Après 15 ans de gouvernement fortement marqué à gauche sous les libéraux, les progressistes-conservateurs de Doug Ford ont entrepris de transformer en profondeur les programmes sociaux afin de juguler le déficit public. Si certaines décisions sont critiquées pour leur arbitraire, d’autres s’inscrivent dans un processus de consultation et c’est justement ce à quoi étaient conviés des francophones de partout en Ontario le 26 avril dernier.

En effet, dans le but d’améliorer les soins de santé et d’éliminer l’engorgement dans les hôpitaux (la « médecine de couloir ») d’une façon qui réponde aux attentes de la population, le Conseil du premier ministre qui se consacre à ces questions a entrepris de donner la parole aux Franco-Ontariens.

Par l’entremise d’un webinaire, les communautés de langue française de 16 villes ont participé en simultané à un échange avec la docteure Suzanne Filion, vice-présidente de l’Hôpital général de Hawkesbury et district. Avec la collaboration de facilitateurs dans chaque site, elle a guidé les participants à la consultation en leur expliquant la démarche à suivre et en donnant maintes informations sur les intentions du gouvernement.

À London, c’est au Centre Desloges qu’ont été invités des leaders de la communauté, des intervenants en santé et des patients. Les deux facilitateurs étaient Paul Levac, de l’Entité de planification des services de santé en français Érié St-Clair/Sud-Ouest, et Suzy Doucet-Simard, du Réseau local d’intégration des services de santé (RLISS) du Sud-Ouest. Une quinzaine de personnes avaient répondu à l’invitation.

Dans un premier rapport rendu public en janvier dernier (Soins de santé de couloir : un système sous tension), le Conseil du premier ministre mettait fortement l’accent sur le point de vue de la population. Les témoignages de plus de 340 patients avaient été recueillis et il se dégageait de leurs propos un grand inconfort face au peu d’intimité et au stress lié à leur passage à l’hôpital. Ces cas sont loin d’être rares : au cours d’une journée moyenne, en 2018, environ 1000 patients hospitalisés ont reçu des soins dans un endroit non conventionnel (tels un couloir ou une salle de réunion) ou sur une civière aux services des urgences.

Le rapport en arrivait à trois grandes conclusions : les patients et leur famille ont de la difficulté à s’orienter dans le système de santé et attendent trop longtemps avant de recevoir des soins; le système de santé est sous pression par manque de ressources et ses capacités peinent de plus en plus à répondre à la demande; une meilleure coordination à l’échelle du système serait de mise pour optimiser les investissements en santé.
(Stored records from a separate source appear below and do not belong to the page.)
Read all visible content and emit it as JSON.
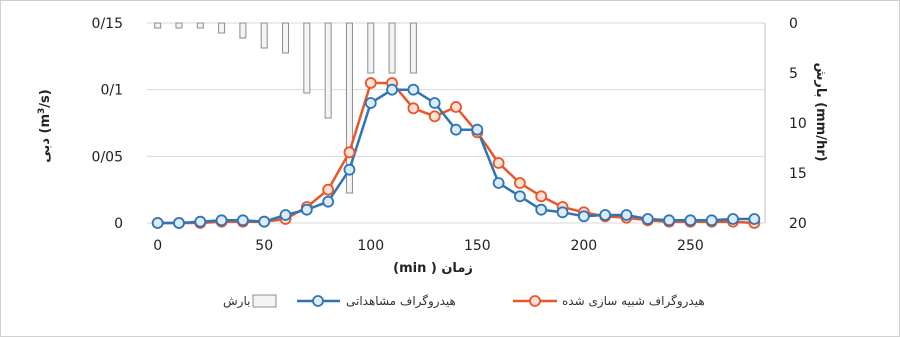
{
  "chart_data": {
    "type": "line",
    "xlabel": "زمان ( min)",
    "ylabel_left": "دبی (m3/s)",
    "ylabel_left_parts": {
      "prefix": "دبی",
      "unit_open": " (m",
      "sup": "3",
      "unit_close": "/s)"
    },
    "ylabel_right": "بارش (mm/hr)",
    "ylabel_right_parts": {
      "prefix": "بارش",
      "unit": " (mm/hr)"
    },
    "xlim": [
      -5,
      285
    ],
    "xticks": [
      "0",
      "50",
      "100",
      "150",
      "200",
      "250"
    ],
    "xtick_values": [
      0,
      50,
      100,
      150,
      200,
      250
    ],
    "ylim_left": [
      0,
      0.15
    ],
    "yticks_left": [
      "0",
      "0/05",
      "0/1",
      "0/15"
    ],
    "ytick_left_values": [
      0,
      0.05,
      0.1,
      0.15
    ],
    "ylim_right": [
      20,
      0
    ],
    "yticks_right": [
      "0",
      "5",
      "10",
      "15",
      "20"
    ],
    "ytick_right_values": [
      0,
      5,
      10,
      15,
      20
    ],
    "grid": true,
    "legend_position": "bottom",
    "series": [
      {
        "name": "بارش",
        "kind": "bar",
        "axis": "right",
        "color": "#a6a6a6",
        "x": [
          0,
          10,
          20,
          30,
          40,
          50,
          60,
          70,
          80,
          90,
          100,
          110,
          120
        ],
        "values": [
          0.5,
          0.5,
          0.5,
          1,
          1.5,
          2.5,
          3,
          7,
          9.5,
          17,
          5,
          5,
          5
        ]
      },
      {
        "name": "هیدروگراف مشاهداتی",
        "kind": "line",
        "axis": "left",
        "color": "#2e75b6",
        "marker_fill": "#ddebf7",
        "x": [
          0,
          10,
          20,
          30,
          40,
          50,
          60,
          70,
          80,
          90,
          100,
          110,
          120,
          130,
          140,
          150,
          160,
          170,
          180,
          190,
          200,
          210,
          220,
          230,
          240,
          250,
          260,
          270,
          280
        ],
        "values": [
          0,
          0,
          0.001,
          0.002,
          0.002,
          0.001,
          0.006,
          0.01,
          0.016,
          0.04,
          0.09,
          0.1,
          0.1,
          0.09,
          0.07,
          0.07,
          0.03,
          0.02,
          0.01,
          0.008,
          0.005,
          0.006,
          0.006,
          0.003,
          0.002,
          0.002,
          0.002,
          0.003,
          0.003
        ]
      },
      {
        "name": "هیدروگراف شبیه سازی شده",
        "kind": "line",
        "axis": "left",
        "color": "#e8562a",
        "marker_fill": "#fde2d3",
        "x": [
          0,
          10,
          20,
          30,
          40,
          50,
          60,
          70,
          80,
          90,
          100,
          110,
          120,
          130,
          140,
          150,
          160,
          170,
          180,
          190,
          200,
          210,
          220,
          230,
          240,
          250,
          260,
          270,
          280
        ],
        "values": [
          0,
          0,
          0,
          0.001,
          0.001,
          0.001,
          0.003,
          0.012,
          0.025,
          0.053,
          0.105,
          0.105,
          0.086,
          0.08,
          0.087,
          0.068,
          0.045,
          0.03,
          0.02,
          0.012,
          0.008,
          0.005,
          0.004,
          0.002,
          0.001,
          0.001,
          0.001,
          0.001,
          0
        ]
      }
    ]
  }
}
Après avoir tâté le pouls de la population quant à ses expériences, le gouvernement souhaitait à présent connaître ses suggestions quant aux solutions possibles. Le webinaire visait à donner une lentille francophone à cet exercice.

Les participants devaient répondre à deux questions. Il leur fut d’abord demandé ce qui, selon eux, fonctionne bien dans le système de soins et qu’ils ne changeraient pas. À London, les participants ont convenu que bien des aspects de la médecine ontarienne leur plaisaient : gratuité, médecine spécialisée de qualité pour les problèmes chroniques, système informatisé, suivi continu avec l’entièreté du dossier accessible au médecin, etc.

La seconde question portait sur la façon dont les gens voudraient interagir avec leurs fournisseurs de soins de santé. Par vidéoconférence, par le biais d’un guichet de services unique, avec des soins mobiles ou à domicile, avec l’aide d’un navigateur pour les aider à se repérer dans le système, avec un soutien pour planifier leur quotidien après leur passage à l’hôpital, dans leur langue maternelle, etc. : les réponses ne manquaient pas non plus.

Cet exercice de consultation fut aussi l’occasion de donner aux participants un aperçu de ce que sera Santé Ontario, le nouvel organisme qui remplacera les 14 RLISS existants. Il sera constitué de quelques bureaux régionaux et d’une cinquantaine d’équipes locales qui chacune traitera du continuum complet de la santé avec un point de contact unique.

Le Conseil du premier ministre pour l’amélioration des soins de santé et l’élimination de la médecine de couloir a pour mandat de déterminer des priorités et des mesures qui mèneront à une meilleure gestion du système et à un plus grand bien-être des Ontariens. Les francophones auront au moins eu l’occasion de s’exprimer sur la question et le temps dira si le gouvernement sera à la hauteur des attentes qu’il a créées.

PHOTO : Le webinaire a rassemblé 16 communautés de partout en Ontario.